Souvenirs de Renée Jolivot à propos de la prison de Fresnes

 

Les conditions de vie pour les prisonniers sont alors terribles à la fois du fait du traitement des prisonniers lors des interrogatoires mais aussi à cause de l’hygiène des cellules, insuffisante, et parfois même dévastatrice. Les maladies contagieuses sont légion : en mai 1943 par exemple, quelques mois avant l’arrivée de Renée, les bâtiments de Fresnes sont consignés durant plusieurs semaines à cause d’un cas de typhus[x]. Elle se retrouve dans une cellule glaciale pourvu d’une fenêtre fermée, aux vitres opaques, dotée de barreaux et régulièrement visitée par des rats. A l’intérieur, sur un côté, un lit de fer scellé au mur et en face une planche en guise de table, un tabouret et dans un coin un cabinet à chasse d’eau agrémenté d’un robinet. Il s’agit là d’un « luxe suprême »[xi] comparé au reste : toutes les prisons ne sont en effet alors pas encore pourvues de l’eau courante !

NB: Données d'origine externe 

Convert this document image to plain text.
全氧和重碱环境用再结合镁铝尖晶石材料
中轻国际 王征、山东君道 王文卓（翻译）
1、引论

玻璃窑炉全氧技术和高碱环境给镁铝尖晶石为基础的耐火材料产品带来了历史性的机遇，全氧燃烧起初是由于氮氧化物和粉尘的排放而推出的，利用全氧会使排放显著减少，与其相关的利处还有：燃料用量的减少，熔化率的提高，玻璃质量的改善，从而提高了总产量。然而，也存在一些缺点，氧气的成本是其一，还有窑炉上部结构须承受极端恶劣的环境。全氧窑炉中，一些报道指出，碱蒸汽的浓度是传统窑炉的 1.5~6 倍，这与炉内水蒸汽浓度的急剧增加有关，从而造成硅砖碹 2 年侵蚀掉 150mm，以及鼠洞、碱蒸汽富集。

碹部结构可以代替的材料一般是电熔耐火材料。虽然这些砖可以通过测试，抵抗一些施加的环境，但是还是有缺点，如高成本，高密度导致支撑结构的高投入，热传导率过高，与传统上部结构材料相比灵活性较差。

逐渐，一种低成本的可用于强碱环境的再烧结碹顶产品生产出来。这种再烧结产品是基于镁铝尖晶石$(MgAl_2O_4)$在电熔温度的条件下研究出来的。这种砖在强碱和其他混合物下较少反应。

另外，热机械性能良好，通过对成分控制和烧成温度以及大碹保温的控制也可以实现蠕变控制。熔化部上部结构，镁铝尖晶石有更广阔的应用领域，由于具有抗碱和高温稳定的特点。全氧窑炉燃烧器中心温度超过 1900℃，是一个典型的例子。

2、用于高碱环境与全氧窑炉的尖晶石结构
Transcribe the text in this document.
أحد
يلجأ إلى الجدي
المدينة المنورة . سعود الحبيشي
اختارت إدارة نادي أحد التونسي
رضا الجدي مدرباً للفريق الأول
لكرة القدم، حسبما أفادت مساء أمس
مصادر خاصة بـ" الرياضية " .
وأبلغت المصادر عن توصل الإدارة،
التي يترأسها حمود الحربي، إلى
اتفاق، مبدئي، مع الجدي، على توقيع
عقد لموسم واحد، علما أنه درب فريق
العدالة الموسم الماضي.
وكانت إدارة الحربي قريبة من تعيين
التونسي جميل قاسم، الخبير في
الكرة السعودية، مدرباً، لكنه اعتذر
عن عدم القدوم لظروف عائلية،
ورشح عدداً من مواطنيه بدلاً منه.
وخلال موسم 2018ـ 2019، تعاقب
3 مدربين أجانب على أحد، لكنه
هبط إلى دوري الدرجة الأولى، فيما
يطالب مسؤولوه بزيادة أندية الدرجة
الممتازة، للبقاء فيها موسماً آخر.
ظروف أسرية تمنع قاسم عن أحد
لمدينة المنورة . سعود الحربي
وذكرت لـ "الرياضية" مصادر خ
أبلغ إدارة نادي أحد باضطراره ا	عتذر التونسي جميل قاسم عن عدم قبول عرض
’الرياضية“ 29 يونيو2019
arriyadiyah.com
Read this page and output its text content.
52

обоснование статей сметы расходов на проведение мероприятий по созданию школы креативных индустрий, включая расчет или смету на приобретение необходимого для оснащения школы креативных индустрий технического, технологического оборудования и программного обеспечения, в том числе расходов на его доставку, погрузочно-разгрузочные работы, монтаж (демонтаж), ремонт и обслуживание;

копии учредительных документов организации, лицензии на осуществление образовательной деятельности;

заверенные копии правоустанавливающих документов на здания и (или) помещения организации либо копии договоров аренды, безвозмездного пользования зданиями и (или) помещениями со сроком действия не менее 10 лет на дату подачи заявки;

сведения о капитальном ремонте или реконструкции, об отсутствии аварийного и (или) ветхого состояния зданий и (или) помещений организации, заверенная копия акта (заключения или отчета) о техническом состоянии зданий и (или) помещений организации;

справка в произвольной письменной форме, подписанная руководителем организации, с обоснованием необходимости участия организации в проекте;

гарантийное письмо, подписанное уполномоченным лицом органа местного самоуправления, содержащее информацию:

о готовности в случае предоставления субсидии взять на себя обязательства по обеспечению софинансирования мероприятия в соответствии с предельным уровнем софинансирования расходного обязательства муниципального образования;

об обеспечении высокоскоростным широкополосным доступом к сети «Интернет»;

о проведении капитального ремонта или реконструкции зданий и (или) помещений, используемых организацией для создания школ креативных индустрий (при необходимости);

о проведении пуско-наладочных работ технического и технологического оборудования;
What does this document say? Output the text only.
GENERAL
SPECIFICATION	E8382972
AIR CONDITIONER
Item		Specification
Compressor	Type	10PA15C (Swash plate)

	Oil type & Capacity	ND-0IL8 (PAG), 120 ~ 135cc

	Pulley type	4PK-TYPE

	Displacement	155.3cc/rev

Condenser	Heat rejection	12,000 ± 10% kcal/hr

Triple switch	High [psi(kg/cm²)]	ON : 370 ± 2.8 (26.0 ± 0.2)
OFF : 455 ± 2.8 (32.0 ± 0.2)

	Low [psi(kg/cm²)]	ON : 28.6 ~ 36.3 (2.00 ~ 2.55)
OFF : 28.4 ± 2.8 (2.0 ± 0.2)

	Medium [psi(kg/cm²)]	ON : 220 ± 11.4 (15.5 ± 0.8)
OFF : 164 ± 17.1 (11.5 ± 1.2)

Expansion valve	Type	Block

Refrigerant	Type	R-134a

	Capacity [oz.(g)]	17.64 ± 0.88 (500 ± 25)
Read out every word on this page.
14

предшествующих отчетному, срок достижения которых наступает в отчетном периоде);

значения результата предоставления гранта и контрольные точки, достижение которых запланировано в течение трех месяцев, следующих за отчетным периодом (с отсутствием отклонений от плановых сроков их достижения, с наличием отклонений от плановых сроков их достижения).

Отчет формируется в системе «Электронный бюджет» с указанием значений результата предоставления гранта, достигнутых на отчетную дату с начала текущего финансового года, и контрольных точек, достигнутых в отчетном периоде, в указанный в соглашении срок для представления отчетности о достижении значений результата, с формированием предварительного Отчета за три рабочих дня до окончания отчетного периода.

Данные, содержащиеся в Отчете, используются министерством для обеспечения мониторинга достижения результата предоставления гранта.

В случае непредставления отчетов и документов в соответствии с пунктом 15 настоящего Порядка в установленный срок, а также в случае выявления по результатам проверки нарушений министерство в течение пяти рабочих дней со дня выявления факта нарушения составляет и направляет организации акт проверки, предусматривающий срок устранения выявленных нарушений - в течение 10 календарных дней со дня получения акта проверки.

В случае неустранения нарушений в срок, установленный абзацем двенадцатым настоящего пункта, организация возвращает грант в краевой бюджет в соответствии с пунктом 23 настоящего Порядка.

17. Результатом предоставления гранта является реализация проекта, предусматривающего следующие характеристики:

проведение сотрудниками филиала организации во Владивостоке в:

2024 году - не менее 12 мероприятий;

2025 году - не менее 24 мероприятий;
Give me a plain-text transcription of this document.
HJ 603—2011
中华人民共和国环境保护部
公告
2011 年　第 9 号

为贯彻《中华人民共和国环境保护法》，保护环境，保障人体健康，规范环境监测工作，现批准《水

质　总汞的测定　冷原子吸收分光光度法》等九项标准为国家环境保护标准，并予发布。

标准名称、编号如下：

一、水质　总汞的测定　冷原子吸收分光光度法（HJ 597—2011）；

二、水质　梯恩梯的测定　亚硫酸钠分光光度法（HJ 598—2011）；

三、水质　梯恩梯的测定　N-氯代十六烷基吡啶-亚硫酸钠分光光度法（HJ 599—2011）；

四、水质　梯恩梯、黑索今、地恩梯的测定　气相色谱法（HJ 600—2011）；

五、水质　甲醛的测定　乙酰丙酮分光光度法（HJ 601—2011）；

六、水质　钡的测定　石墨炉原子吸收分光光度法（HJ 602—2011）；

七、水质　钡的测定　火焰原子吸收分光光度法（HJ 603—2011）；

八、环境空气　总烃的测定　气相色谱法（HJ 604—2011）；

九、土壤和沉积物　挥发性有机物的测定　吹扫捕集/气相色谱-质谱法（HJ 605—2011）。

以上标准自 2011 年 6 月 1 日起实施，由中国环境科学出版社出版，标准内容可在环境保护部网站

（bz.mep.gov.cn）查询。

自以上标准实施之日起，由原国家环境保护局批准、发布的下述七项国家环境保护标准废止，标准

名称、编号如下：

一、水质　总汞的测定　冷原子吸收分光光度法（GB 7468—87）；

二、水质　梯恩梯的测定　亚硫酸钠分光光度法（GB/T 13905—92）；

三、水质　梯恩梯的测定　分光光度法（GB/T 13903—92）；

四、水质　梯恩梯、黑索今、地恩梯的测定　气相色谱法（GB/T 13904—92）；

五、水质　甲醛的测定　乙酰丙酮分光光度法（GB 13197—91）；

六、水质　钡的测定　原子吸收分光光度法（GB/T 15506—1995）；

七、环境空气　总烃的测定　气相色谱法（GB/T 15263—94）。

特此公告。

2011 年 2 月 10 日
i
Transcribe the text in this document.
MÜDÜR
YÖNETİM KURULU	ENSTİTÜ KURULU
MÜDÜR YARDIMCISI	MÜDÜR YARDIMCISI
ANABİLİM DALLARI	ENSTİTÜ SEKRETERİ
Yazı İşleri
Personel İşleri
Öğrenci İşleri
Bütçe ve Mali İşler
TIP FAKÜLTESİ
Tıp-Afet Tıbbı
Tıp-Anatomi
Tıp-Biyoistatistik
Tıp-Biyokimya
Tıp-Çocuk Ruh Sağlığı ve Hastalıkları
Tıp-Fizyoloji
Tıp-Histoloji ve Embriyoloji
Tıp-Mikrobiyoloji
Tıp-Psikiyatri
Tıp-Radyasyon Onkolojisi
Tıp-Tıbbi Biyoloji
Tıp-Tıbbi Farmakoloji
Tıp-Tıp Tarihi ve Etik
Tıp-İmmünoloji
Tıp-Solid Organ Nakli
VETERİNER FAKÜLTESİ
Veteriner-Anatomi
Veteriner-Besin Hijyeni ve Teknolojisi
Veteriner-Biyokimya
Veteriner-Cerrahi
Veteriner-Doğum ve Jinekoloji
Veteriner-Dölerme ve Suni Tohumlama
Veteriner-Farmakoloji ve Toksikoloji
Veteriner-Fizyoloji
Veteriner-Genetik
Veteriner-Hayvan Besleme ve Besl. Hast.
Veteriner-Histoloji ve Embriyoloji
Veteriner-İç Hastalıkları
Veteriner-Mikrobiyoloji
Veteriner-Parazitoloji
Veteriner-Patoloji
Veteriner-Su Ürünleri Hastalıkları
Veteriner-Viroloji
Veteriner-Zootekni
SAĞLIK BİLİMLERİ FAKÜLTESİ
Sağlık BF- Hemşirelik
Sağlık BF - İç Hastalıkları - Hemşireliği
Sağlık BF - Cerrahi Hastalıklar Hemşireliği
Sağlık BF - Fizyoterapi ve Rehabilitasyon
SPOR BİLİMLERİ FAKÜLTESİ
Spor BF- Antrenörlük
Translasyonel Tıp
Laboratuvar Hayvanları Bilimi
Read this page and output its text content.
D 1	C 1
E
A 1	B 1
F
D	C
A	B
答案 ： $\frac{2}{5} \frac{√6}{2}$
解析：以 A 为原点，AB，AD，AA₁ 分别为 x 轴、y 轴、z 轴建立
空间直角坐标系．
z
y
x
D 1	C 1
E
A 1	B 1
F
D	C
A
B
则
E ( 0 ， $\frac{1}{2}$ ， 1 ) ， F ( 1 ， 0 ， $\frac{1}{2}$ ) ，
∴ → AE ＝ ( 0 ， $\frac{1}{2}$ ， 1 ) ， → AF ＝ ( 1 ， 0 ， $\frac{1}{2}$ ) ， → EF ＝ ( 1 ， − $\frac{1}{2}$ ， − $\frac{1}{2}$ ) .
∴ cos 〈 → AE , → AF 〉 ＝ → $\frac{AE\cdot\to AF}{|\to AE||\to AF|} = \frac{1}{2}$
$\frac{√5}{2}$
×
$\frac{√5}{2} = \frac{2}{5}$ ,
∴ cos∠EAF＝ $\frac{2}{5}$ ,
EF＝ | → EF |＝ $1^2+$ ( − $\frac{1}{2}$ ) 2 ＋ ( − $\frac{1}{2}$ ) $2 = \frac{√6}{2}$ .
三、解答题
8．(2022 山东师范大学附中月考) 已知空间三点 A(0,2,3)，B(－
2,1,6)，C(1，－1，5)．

Malgré la sévérité de la surveillance les prisonniers parviennent à communiquer entre eux. Certains ne se verront jamais et ne connaîtront que leur voix. Lorsque l’on est captif dans un tel lieu et dans de telles circonstances, un petit rien peut égayer la vie. C’est ce qui arrive à Renée qui s’émeut un jour lorsqu’elle aperçoit un coin de ciel bleu et un oiseau posé sur le rebord de la fenêtre. Les marques de solidarité entre les prisonniers qui les aident à mieux supporter leur incarcération se multiplient comme ce soir du 9 octobre 1943. Cela fait un peu moins d’un mois que Renée se trouve à Fresnes. La cellule en face de la sienne est occupée par neuf jeunes garçons condamnés à mort devant être fusillés tôt le lendemain matin. Subitement, comme un dernier défi, ils entonnent la « Marseillaise » à laquelle répondent les prières d’autres prisonniers qui résonnent de longues minutes encore dans les couloirs sinistres de la prison.

 

Le camp de Compiègne

Dès 1941 le camp de Compiègne (Royallieu), après avoir servi de camp pour les prisonniers de guerre en 1940, est un camp de concentration où se mêlent résistants, militants syndicaux et Juifs entre autres et qui est géré exclusivement par l’administration allemande. De nombreux prisonniers seront déportés depuis ce camp vers Mauthausen, Ravensbrück, Buchenwald notamment.

 

Quelques semaines plus tard Renée Jolivot est transférée au camp de Compiègne dans l’attente de sa déportation. Les femmes, environ un millier à ce moment-là, y sont alors regroupées avant leur départ pour l’un des camps allemands.

 

« Un rassemblement hétéroclite de femmes de toutes conditions, de tous âges »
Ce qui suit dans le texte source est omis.